Where $\mathcal{L}^{-1}$ is the Inverse Laplace Transform . This reasoning extends to the matrix case as:

$\large \displaystyle e^{At} = \mathcal{L}^{-1} \{ (sI-A)^{-1} \}$

So for a matix $A$ such as:

$\large \displaystyle A = \begin{bmatrix} a & b \\ c & d \end{bmatrix}$

We have:

$\large \displaystyle e^{At} = \mathcal{L}^{-1} \left \{ \begin{bmatrix} s-a & -b \\ -c & s-d \end{bmatrix} ^{-1} \right \}$

$\large \displaystyle e^{At} = \mathcal{L}^{-1} \left \{ \frac{1}{p(s)} \begin{bmatrix} s-d & b \\ c & s-a \end{bmatrix} \right \}$

Where $p(s) = s^2 - (a+d)s + (ad-bc)$ is the characteristic polynomial of matrix $A$ . Let us sat that the roots of $p(s)$ are $k$ and $l$ . So, expanding in partial fractions:

$\large \displaystyle e^{At} = \mathcal{L}^{-1} \left \{ \frac{1}{k-l} \begin{bmatrix} \frac{k-d}{s-k} + \frac{d-l}{s-l} & \frac{b}{s-k} - \frac{b}{s-l} \\ \frac{c}{s-k} - \frac{c}{s-l} & \frac{k-a}{s-k} + \frac{a-l}{s-l} \end{bmatrix} \right \}$

$\large \displaystyle e^{At} = \frac{1}{k-l} \begin{bmatrix} (k-d)e^{kt} + (d-l)e^{lt} & be^{kt} - be^{lt} \\ ce^{kt} - ce^{lt} & (k-a)e^{kt} + (a-l)e^{lt} \end{bmatrix}$

Making $t = \ln(n)$ , where $n$ is a real number:

$\large \displaystyle n^A = \frac{1}{k-l} \begin{bmatrix} (k-d)n^k + (d-l)n^l & bn^k - bn^l \\ cn^k - cn^l & (k-a)n^k + (a-l)n^l \end{bmatrix}$

$\large \displaystyle \text{tr}(n^A) = \frac{1}{k-l} [ n^k (2k-a-d) + n^l (a+d-2l) ]$

By Vieta $k+l = a+d$ (sum of roots).

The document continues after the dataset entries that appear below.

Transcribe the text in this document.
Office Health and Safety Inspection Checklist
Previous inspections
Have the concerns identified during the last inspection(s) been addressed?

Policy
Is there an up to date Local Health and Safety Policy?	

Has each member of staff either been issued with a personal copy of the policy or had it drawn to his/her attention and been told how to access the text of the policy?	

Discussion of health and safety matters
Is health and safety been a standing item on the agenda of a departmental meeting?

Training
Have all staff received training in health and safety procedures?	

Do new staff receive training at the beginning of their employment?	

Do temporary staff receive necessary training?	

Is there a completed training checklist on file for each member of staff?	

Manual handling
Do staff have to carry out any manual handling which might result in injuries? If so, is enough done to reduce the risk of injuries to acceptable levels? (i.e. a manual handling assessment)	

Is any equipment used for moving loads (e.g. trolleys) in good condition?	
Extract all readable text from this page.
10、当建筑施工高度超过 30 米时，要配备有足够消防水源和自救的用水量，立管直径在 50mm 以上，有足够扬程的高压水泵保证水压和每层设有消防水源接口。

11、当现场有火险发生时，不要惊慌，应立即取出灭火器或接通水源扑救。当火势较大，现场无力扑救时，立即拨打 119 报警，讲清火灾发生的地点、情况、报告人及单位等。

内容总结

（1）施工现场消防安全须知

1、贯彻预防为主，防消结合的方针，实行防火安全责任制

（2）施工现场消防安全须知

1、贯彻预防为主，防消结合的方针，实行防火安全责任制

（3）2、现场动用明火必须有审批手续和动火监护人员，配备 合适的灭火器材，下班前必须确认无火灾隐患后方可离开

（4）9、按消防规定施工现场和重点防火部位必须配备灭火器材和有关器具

Then:

$\large \displaystyle \text{tr}(n^A) = \frac{1}{k-l} [ n^k (k-l) + n^l (k-l) ]$

$\color{#20A900} \boxed{ \large \displaystyle \text{tr}(n^A) = n^k + n^l }$

To calculate $A!$ one can use the definition from the Gamma function :

$\large \displaystyle A! = \int_0^{\infty} t^A e^{-t} dt$

So:

$\large \displaystyle \text{tr}(A!) = \int_0^{\infty} \text{tr}(t^A) e^{-t} dt$

$\large \displaystyle \text{tr}(A!) = \int_0^{\infty} (t^k + t^l) e^{-t} dt$

$\large \displaystyle \text{tr}(A!) = \int_0^{\infty} t^k e^{-t} dt + \int_0^{\infty} t^l e^{-t} dt$

$\color{#20A900} \boxed{ \large \displaystyle \text{tr}(A!) = k! + l! }$

Again, where $k$ and $l$ are the roots of the characteristic polynomial of $A$ , $p(s)$ . In the given case $p(s) = s^2 - 5s$ , so its roots are $5$ and $0$ . Thus:

$\color{#3D99F6} \boxed{ \large \displaystyle \text{tr}(A!) = 5! + 0! = 121 }$